Phone Customers Pay $2B Yearly In Bogus Fees
Hugh Pickens writes writes "CNN reports that a one-year study by the Commerce, Science and Transportation Committee shows about $2 billion a year in 'mystery fees' show up on the landline phone bills of Americans. Known as cramming, the extra charges include:long distance service, subscriptions for Internet-related services, access to restricted websites, entertainment services with a 900 area code, collect calls, and club memberships. The Commerce Committee's report says phone companies receive a small fee — often just a dollar or two — for allowing charges from third-party vendors to appear on their bills but due to the large number of customers the charges eventually add up. Illinois Attorney General Lisa Madigan told the panel people are unaware their phone numbers can be charged almost like a credit card and her investigations indicate customers are not even getting services in return. 'My office has yet to see a legitimate third-party charge on a bill,' says Madigan, who added most customers don't detect the charges on their bills. Senator Jay Rockefeller says Congress needs to pass legislation to protect customers from unauthorized third-party charges on their phone bills because the telephone industry has failed to prevent the practice. 'It's pretty obvious at this point that voluntary guidelines aren't solving this problem,' says Rockefeller. 'It's time for us to take a new look at this problem and find a way to solve it once and for all.'"

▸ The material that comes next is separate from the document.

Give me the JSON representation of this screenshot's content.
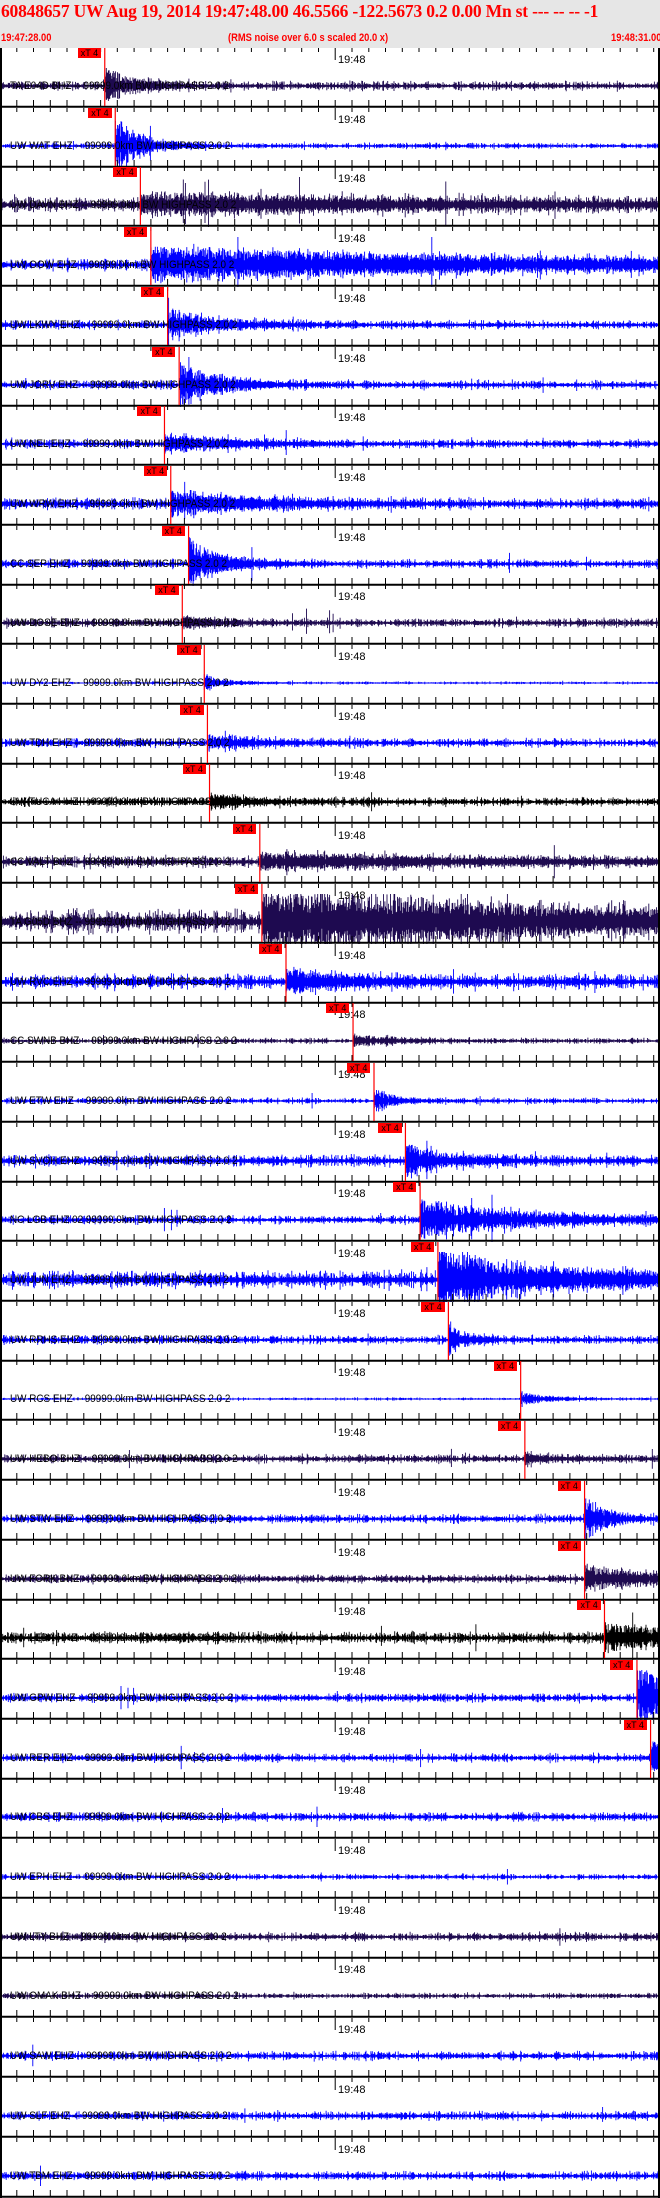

Every time I turn around it seems like there's a new way to game the easy systems in place for every-day-modern-life. The credit game has no security -- it relies of trusting lots and lots of strangers with "secret numbers" and bits of information that, when used, is "you." The phone bills have no security either. And all the while, we see fraud over and over and over again with almost no punishment or pursuit of the perpetrators while the enablers of all of this persist in using the system because the benefits them are apparently outweighing the problems or them... not the problems for the customers, but for them... they don't care about the customers.
Honestly they need to default to all this crap being blocked and you have to call to enable it.

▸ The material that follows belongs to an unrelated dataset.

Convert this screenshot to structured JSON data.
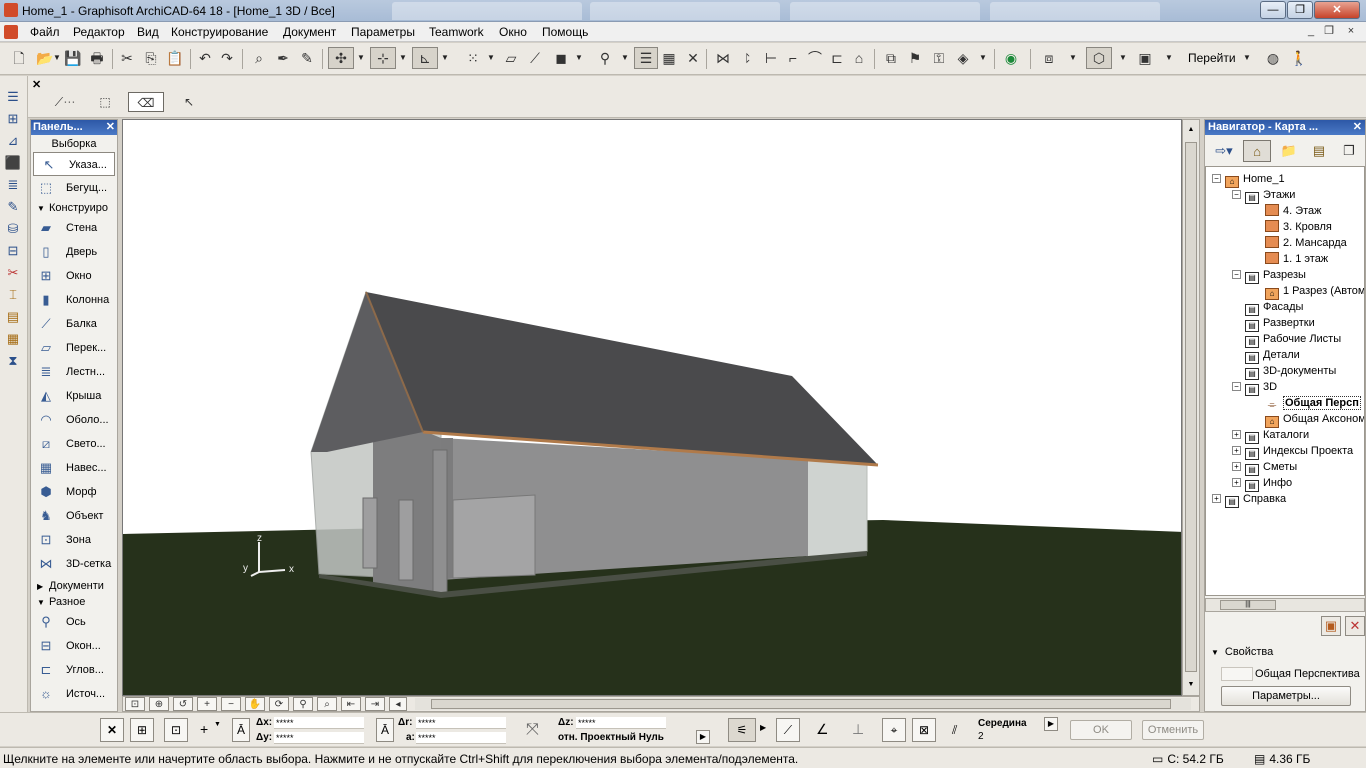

What, and miss out on $2B a year? Phone companies (like many other companies) know that many people are just too damned lazy to go over their bill every month. And of those who do check, there's a percentage who are too lazy to actually do anything about it. While it is absolutely wrong for them to do this, when did ethics ever win against profit?
Seven puppies were harmed during the making of this post.
People need to publicall call companies DISHONEST when they do things like that.
They do. All the time!
Problem is it changes nothing. A few lucky people can live without a phone (or a credit card, or internet, or whatever competition-limited utility you want to talk about) but most have little choice but to bend over and take it.
The president of my ISP could come to my house and piss on my shoes .. and I'd probably keep my subscription. They are the only provider .. and I kinda need internet to live.
Thing is, if it's just a buck or two per month it's really not worth my time to wait on hold for an hour to get it fixed. Especially since I'll have to wait, get escalated, wait again, get denied and ask for a supervisor, wait again, and then maybe get my $2 back. I can find better ways to get that money in that time.
It is not theft because large corporations profit from it. At least that is the best explanation I can derive from observing the US justice system.